By Keith Reid

As I noted in a previous policy brief following Hurricane Harvey price gouging is in the news once again. That piece contains a general discussion of how price gouging accusations have played out primarily in the early- to mid-2000s the industry entered an era of a Balkanized fuel supply, tighter inventories and an overall increase in price volatility that has only recently died down following various commodity reforms and the amazing supply dynamics brought about by fracking. While there is no need to cover the all of the same ground here, Hurricane Irma with its broad impact over multiple states further intensified gouging sensitivities.

With a primary focus on Florida, price gouging complaints rolled in by the hundreds and then thousands as the crisis intensified.

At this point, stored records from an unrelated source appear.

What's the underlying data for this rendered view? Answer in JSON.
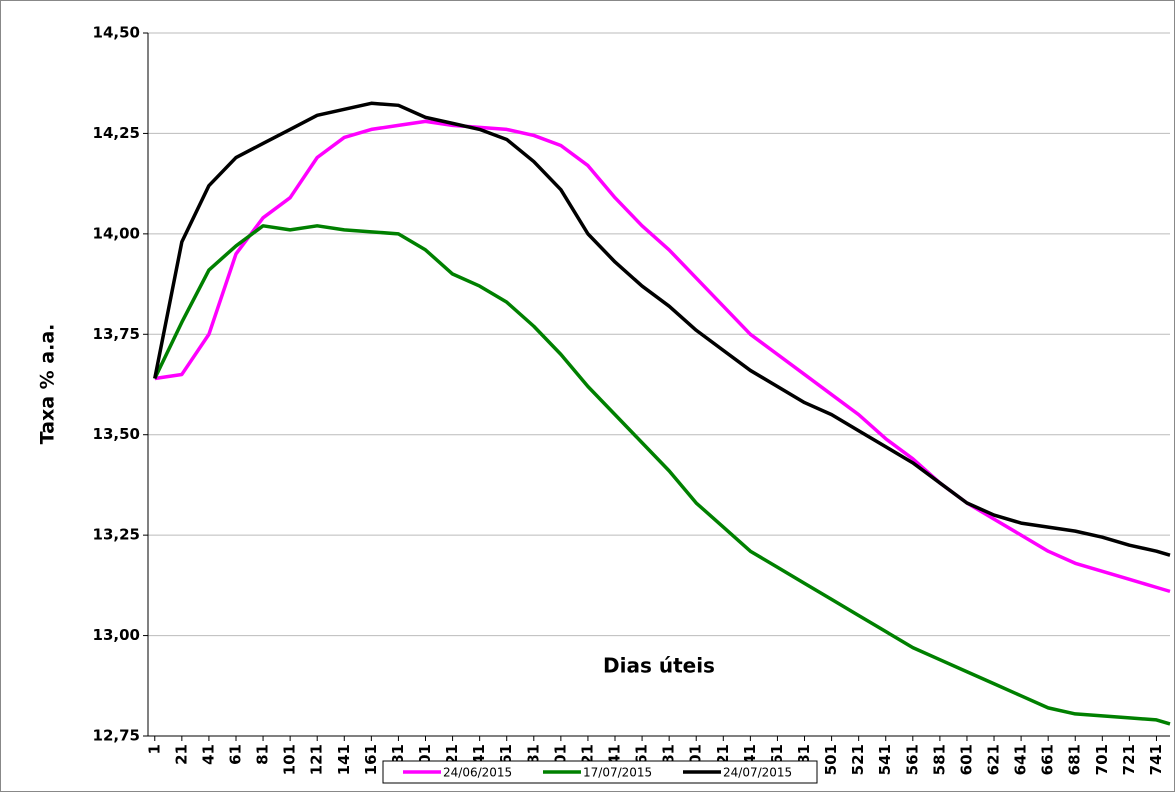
{
  "chart_data": {
    "type": "line",
    "xlabel": "Dias úteis",
    "ylabel": "Taxa % a.a.",
    "x": [
      1,
      21,
      41,
      61,
      81,
      101,
      121,
      141,
      161,
      181,
      201,
      221,
      241,
      261,
      281,
      301,
      321,
      341,
      361,
      381,
      401,
      421,
      441,
      461,
      481,
      501,
      521,
      541,
      561,
      581,
      601,
      621,
      641,
      661,
      681,
      701,
      721,
      741,
      751
    ],
    "series": [
      {
        "name": "24/06/2015",
        "color": "#ff00ff",
        "values": [
          13.64,
          13.65,
          13.75,
          13.95,
          14.04,
          14.09,
          14.19,
          14.24,
          14.26,
          14.27,
          14.28,
          14.27,
          14.265,
          14.26,
          14.245,
          14.22,
          14.17,
          14.09,
          14.02,
          13.96,
          13.89,
          13.82,
          13.75,
          13.7,
          13.65,
          13.6,
          13.55,
          13.49,
          13.44,
          13.38,
          13.33,
          13.29,
          13.25,
          13.21,
          13.18,
          13.16,
          13.14,
          13.12,
          13.11
        ]
      },
      {
        "name": "17/07/2015",
        "color": "#008000",
        "values": [
          13.64,
          13.78,
          13.91,
          13.97,
          14.02,
          14.01,
          14.02,
          14.01,
          14.005,
          14.0,
          13.96,
          13.9,
          13.87,
          13.83,
          13.77,
          13.7,
          13.62,
          13.55,
          13.48,
          13.41,
          13.33,
          13.27,
          13.21,
          13.17,
          13.13,
          13.09,
          13.05,
          13.01,
          12.97,
          12.94,
          12.91,
          12.88,
          12.85,
          12.82,
          12.805,
          12.8,
          12.795,
          12.79,
          12.78
        ]
      },
      {
        "name": "24/07/2015",
        "color": "#000000",
        "values": [
          13.64,
          13.98,
          14.12,
          14.19,
          14.225,
          14.26,
          14.295,
          14.31,
          14.325,
          14.32,
          14.29,
          14.275,
          14.26,
          14.235,
          14.18,
          14.11,
          14.0,
          13.93,
          13.87,
          13.82,
          13.76,
          13.71,
          13.66,
          13.62,
          13.58,
          13.55,
          13.51,
          13.47,
          13.43,
          13.38,
          13.33,
          13.3,
          13.28,
          13.27,
          13.26,
          13.245,
          13.225,
          13.21,
          13.2
        ]
      }
    ],
    "xlim": [
      -4,
      751
    ],
    "xticks": [
      1,
      21,
      41,
      61,
      81,
      101,
      121,
      141,
      161,
      181,
      201,
      221,
      241,
      261,
      281,
      301,
      321,
      341,
      361,
      381,
      401,
      421,
      441,
      461,
      481,
      501,
      521,
      541,
      561,
      581,
      601,
      621,
      641,
      661,
      681,
      701,
      721,
      741
    ],
    "ylim": [
      12.75,
      14.5
    ],
    "yticks": [
      {
        "value": 12.75,
        "label": "12,75"
      },
      {
        "value": 13.0,
        "label": "13,00"
      },
      {
        "value": 13.25,
        "label": "13,25"
      },
      {
        "value": 13.5,
        "label": "13,50"
      },
      {
        "value": 13.75,
        "label": "13,75"
      },
      {
        "value": 14.0,
        "label": "14,00"
      },
      {
        "value": 14.25,
        "label": "14,25"
      },
      {
        "value": 14.5,
        "label": "14,50"
      }
    ],
    "grid": true,
    "legend": "bottom"
  }
}
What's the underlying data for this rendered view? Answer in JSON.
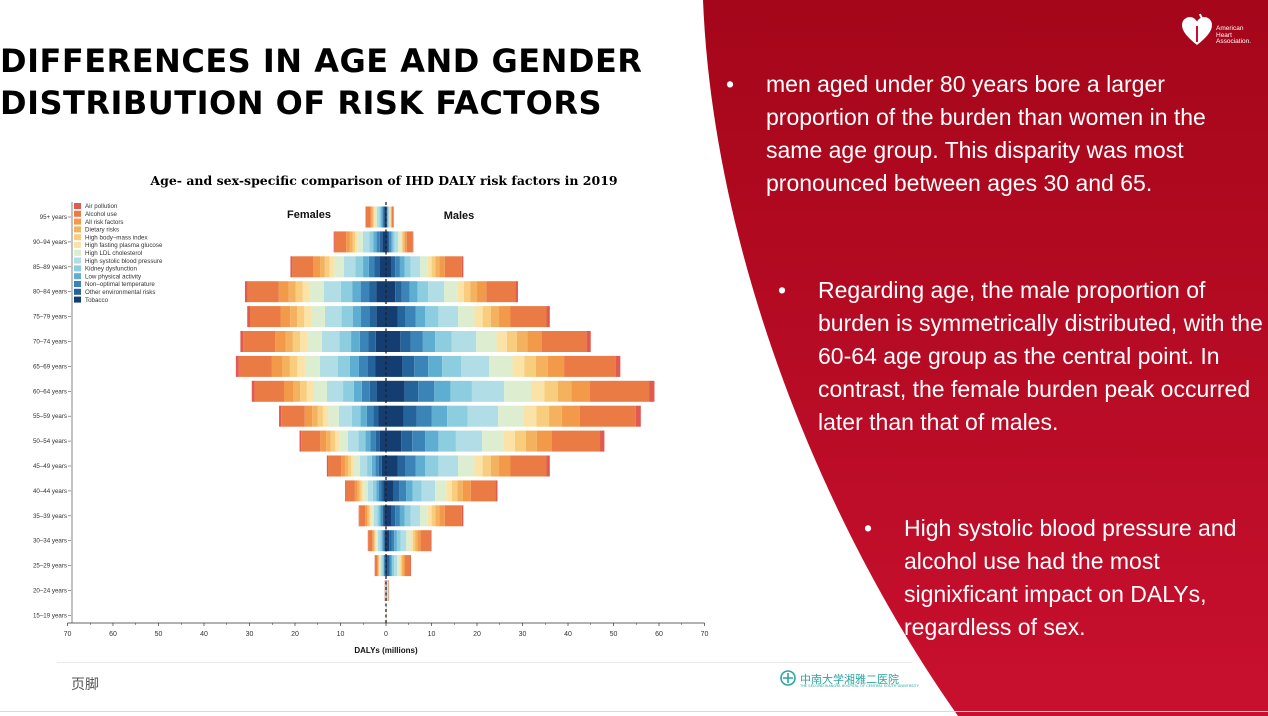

The complaints focused on a great number of goods and services, with airline prices getting special attention. Fuel, of course, found itself prominently in the mix. As I covered in Policy Brief: Price Gouging Once Again price gouging investigations at the federal level have generally determined that while such practices do exist they tend to be uncommon among petroleum retailers, and most price movement tends to be a reflection of wholesale pricing and supply dynamics.

In Florida, during a state of emergency retailers are advised not to grossly raise their prices beyond the pricing history for that product over the past 30 days. However, they are allowed to defend such increases based upon market factors.

The EIA’s This Week in Petroleum (Sept. 13) outlined the extent and reason of the retail price increases in the market: Because Florida is largely dependent on marine movements from refineries of the U.S. Gulf Coast, any threat of or actual disruption to that supply, such as Hurricane Harvey, will result in higher prices in Florida markets. From August 21 to August 28, when Hurricane Harvey made landfall in Texas, the retail gasoline prices in Florida and Miami increased 10 cents and 5 cents per gallon (gal), respectively. Then as Hurricane Irma approached, increased demand and falling inventories caused Florida and Miami gasoline prices to increase $0.40/gal and $0.39/gal, respectively, between August 28 and September 4.

The demand aspect on supply was also particularly active during Irma, as the usual consumer hoarding impulses were additionally driven by what amounted to a call to evacuate much of the state. Matching and perhaps even eclipsing price gouging accusations were the reports of stations that had ran out of gasoline. This reinforces the idea that by not allowing a market to adjust more aggressively to shortages, or having some form of government sales volume control, a gallon of expensive gasoline can be worth far more than no gasoline for somebody desperately trying to leave the danger area.

Retail prices tended to average in the $2.70 set range throughout the crisis, though there were reports of some stations charging $4 or higher. Much higher in a few cases.

Given that such disasters typically hit retailers just as hard as their customers, such extraordinary pricing might be an attempt to profiteer on the situation (though obviously at the expense of potential price gouging lawsuits and brand damage) or it could easily be more marginal operations desperately trying to stay in business.

In a release made available on Business Wire GasBuddy.com commented on price gouging in a press release aim to promote its consumer app and a newly launched “price gouging” reporting feature. The release titled “GasBuddy Warns Motorists of Unusually High Prices at Some Gas Stations in Affected Areas In Wake of Hurricanes Harvey, Irma” by and large confirmed that events that would typically be considered price gouging were few and far between. However, citing that between 24% and 20% of the stations in impacted states were $0.20 or more above the average state price for gasoline gas Buddy analyst Patrick DeHaan suggested a notable underlying degree of profit-taking by the industry.

“Our data shows that while price gouging has taken place in the affected areas, it’s on a fairly limited basis,” said Patrick DeHaan, a senior petroleum analyst at GasBuddy. “That’s the good news. What we are seeing is tantamount to ‘death by a thousand paper cuts.’ Which is to say, stations are taking advantage of the current state of supply and demand, driven by life-threatening circumstances, to raise prices in a more imperceptible way that’s still adverse to motorists, particularly in these dire circumstances.”

Another interpretation might be that no state has a uniform market environment and such low-level price discrepancies could easily be explained by the particular supply dynamics for the sites in question. That’s particularly the case in a highly disruptive natural disaster.